Устименко явно издевалась над главврачом. Леснов встал и отошел к окну, не зная, что ответить. «Заднее правое подспустило, — механически отметил он, глядя на вездеход. — Надо подкачать... Сначала надо Устименко подкачать... С этим Лебяжьим никак не везет. У всего района точно бельмо на глазу...»

Повернулся к Любе, заложив руки за спину. Из-под черной сплошной линии бровей — такие же черные, маленькие глаза. Глаза в глаза. Черные против голубых, незащищенных. И черные, гипнотические, ушли вбок.

— Полагаю, кроме института должно что-то и тут быть. — Леснов постучал пальцем по виску. — Свое, собственное.

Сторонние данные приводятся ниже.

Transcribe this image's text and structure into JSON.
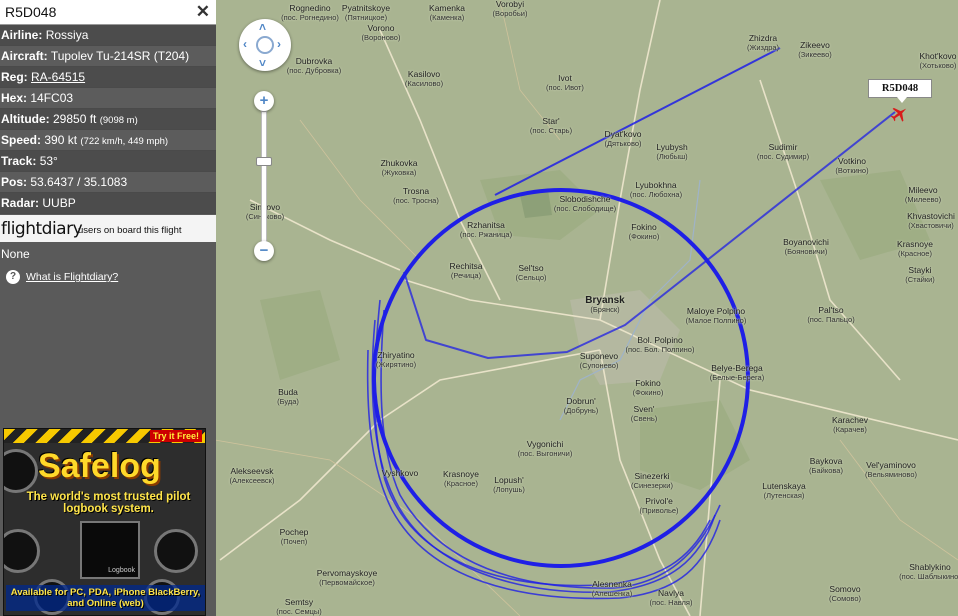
{
  "panel": {
    "title": "R5D048",
    "close_icon": "close-icon",
    "rows": [
      {
        "label": "Airline:",
        "value": "Rossiya"
      },
      {
        "label": "Aircraft:",
        "value": "Tupolev Tu-214SR (T204)"
      },
      {
        "label": "Reg:",
        "value": "RA-64515"
      },
      {
        "label": "Hex:",
        "value": "14FC03"
      },
      {
        "label": "Altitude:",
        "value": "29850 ft",
        "extra": "(9098 m)"
      },
      {
        "label": "Speed:",
        "value": "390 kt",
        "extra": "(722 km/h, 449 mph)"
      },
      {
        "label": "Track:",
        "value": "53°"
      },
      {
        "label": "Pos:",
        "value": "53.6437 / 35.1083"
      },
      {
        "label": "Radar:",
        "value": "UUBP"
      }
    ],
    "flightdiary": {
      "logo": "flightdiary",
      "tagline": "users on board this flight",
      "users": "None",
      "help_link": "What is Flightdiary?"
    },
    "ad": {
      "try": "Try it Free!",
      "brand": "Safelog",
      "slogan": "The world's most trusted pilot logbook system.",
      "book_label": "Logbook",
      "availability": "Available for PC, PDA, iPhone BlackBerry, and Online (web)"
    }
  },
  "map": {
    "flight_label": "R5D048",
    "track_color": "#1f1fe6",
    "map_color": "#a9b491",
    "towns": [
      {
        "name": "Rognedino",
        "ru": "(пос. Рогнедино)"
      },
      {
        "name": "Pyatnitskoye",
        "ru": "(Пятницкое)"
      },
      {
        "name": "Kamenka",
        "ru": "(Каменка)"
      },
      {
        "name": "Vorobyi",
        "ru": "(Воробьи)"
      },
      {
        "name": "Zhizdra",
        "ru": "(Жиздра)"
      },
      {
        "name": "Zikeevo",
        "ru": "(Зикеево)"
      },
      {
        "name": "Khot'kovo",
        "ru": "(Хотьково)"
      },
      {
        "name": "Vorono",
        "ru": "(Вороново)"
      },
      {
        "name": "Dubrovka",
        "ru": "(пос. Дубровка)"
      },
      {
        "name": "Kasilovo",
        "ru": "(Касилово)"
      },
      {
        "name": "Ivot",
        "ru": "(пос. Ивот)"
      },
      {
        "name": "Star'",
        "ru": "(пос. Старь)"
      },
      {
        "name": "Dyat'kovo",
        "ru": "(Дятьково)"
      },
      {
        "name": "Lyubysh",
        "ru": "(Любыш)"
      },
      {
        "name": "Sudimir",
        "ru": "(пос. Судимир)"
      },
      {
        "name": "Votkino",
        "ru": "(Воткино)"
      },
      {
        "name": "Zhukovka",
        "ru": "(Жуковка)"
      },
      {
        "name": "Trosna",
        "ru": "(пос. Тросна)"
      },
      {
        "name": "Sinkovo",
        "ru": "(Синьково)"
      },
      {
        "name": "Lyubokhna",
        "ru": "(пос. Любохна)"
      },
      {
        "name": "Slobodishche",
        "ru": "(пос. Слободище)"
      },
      {
        "name": "Mileevo",
        "ru": "(Милеево)"
      },
      {
        "name": "Khvastovichi",
        "ru": "(Хвастовичи)"
      },
      {
        "name": "Rzhanitsa",
        "ru": "(пос. Ржаница)"
      },
      {
        "name": "Fokino",
        "ru": "(Фокино)"
      },
      {
        "name": "Boyanovichi",
        "ru": "(Бояновичи)"
      },
      {
        "name": "Krasnoye",
        "ru": "(Красное)"
      },
      {
        "name": "Stayki",
        "ru": "(Стайки)"
      },
      {
        "name": "Rechitsa",
        "ru": "(Речица)"
      },
      {
        "name": "Sel'tso",
        "ru": "(Сельцо)"
      },
      {
        "name": "Bryansk",
        "ru": "(Брянск)"
      },
      {
        "name": "Maloye Polpino",
        "ru": "(Малое Полпино)"
      },
      {
        "name": "Pal'tso",
        "ru": "(пос. Пальцо)"
      },
      {
        "name": "Zhiryatino",
        "ru": "(Жирятино)"
      },
      {
        "name": "Bol. Polpino",
        "ru": "(пос. Бол. Полпино)"
      },
      {
        "name": "Suponevo",
        "ru": "(Супонево)"
      },
      {
        "name": "Belye-Berega",
        "ru": "(Белые-Берега)"
      },
      {
        "name": "Buda",
        "ru": "(Буда)"
      },
      {
        "name": "Fokino",
        "ru": "(Фокино)"
      },
      {
        "name": "Dobrun'",
        "ru": "(Добрунь)"
      },
      {
        "name": "Sven'",
        "ru": "(Свень)"
      },
      {
        "name": "Karachev",
        "ru": "(Карачев)"
      },
      {
        "name": "Vygonichi",
        "ru": "(пос. Выгоничи)"
      },
      {
        "name": "Alekseevsk",
        "ru": "(Алексеевск)"
      },
      {
        "name": "Krasnoye",
        "ru": "(Красное)"
      },
      {
        "name": "Lopush'",
        "ru": "(Лопушь)"
      },
      {
        "name": "Sinezerki",
        "ru": "(Синезерки)"
      },
      {
        "name": "Baykova",
        "ru": "(Байкова)"
      },
      {
        "name": "Vel'yaminovo",
        "ru": "(Вельяминово)"
      },
      {
        "name": "Privol'e",
        "ru": "(Приволье)"
      },
      {
        "name": "Lutenskaya",
        "ru": "(Лутенская)"
      },
      {
        "name": "Pochep",
        "ru": "(Почеп)"
      },
      {
        "name": "Pervomayskoye",
        "ru": "(Первомайское)"
      },
      {
        "name": "Alesnenka",
        "ru": "(Алешенка)"
      },
      {
        "name": "Navlya",
        "ru": "(пос. Навля)"
      },
      {
        "name": "Somovo",
        "ru": "(Сомово)"
      },
      {
        "name": "Shablykino",
        "ru": "(пос. Шаблыкино)"
      },
      {
        "name": "Semtsy",
        "ru": "(пос. Семцы)"
      },
      {
        "name": "Vyshkovo",
        "ru": ""
      }
    ]
  }
}
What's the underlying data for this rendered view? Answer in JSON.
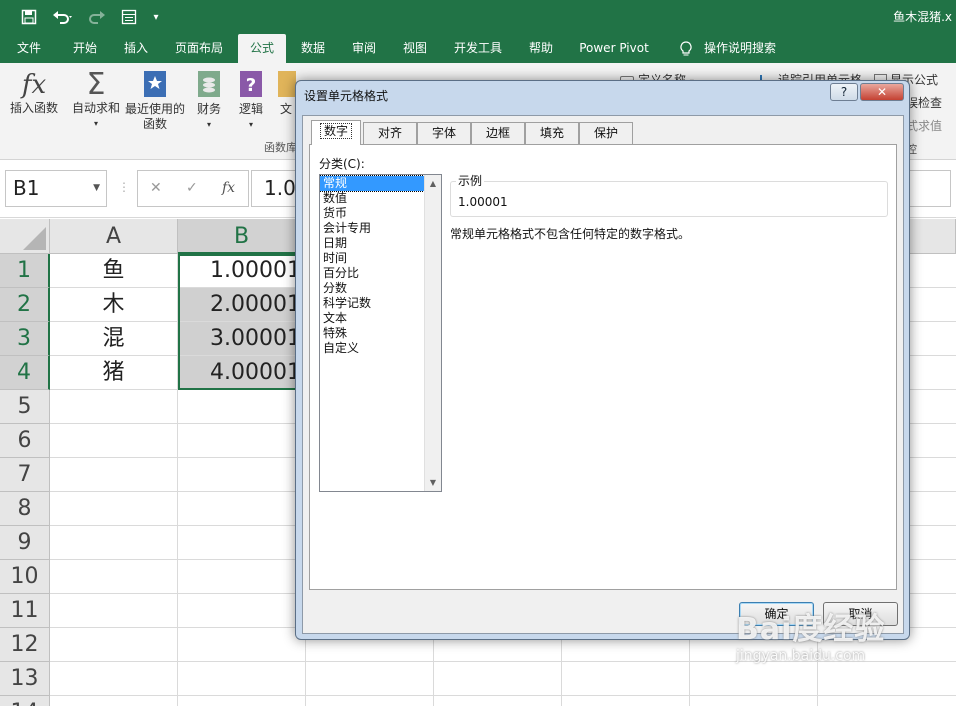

Не для одного этого голова! — Он крутнул рукой над макушкой, изображая Любину прическу-башенку.

— Вы очень любезны, товарищ главврач района! — Люба чуть приподнялась и слегка поклонилась. — Чувствуется, что за вашими плечами громадный опыт по воспитанию молодых медиков.

Нет, это была не девчонка, которой можно запросто читать нотации, поучать, как рыженькую медсестру Танюшу. Два года он учит ее правильно выговаривать греческие и латинские названия, а она все путает их: вместо «спиритус» говорит «спиртус», вместо «невроз» — «нервоз». Устименко не перепутает! И не позволит поучать себя с высоты положения главного врача.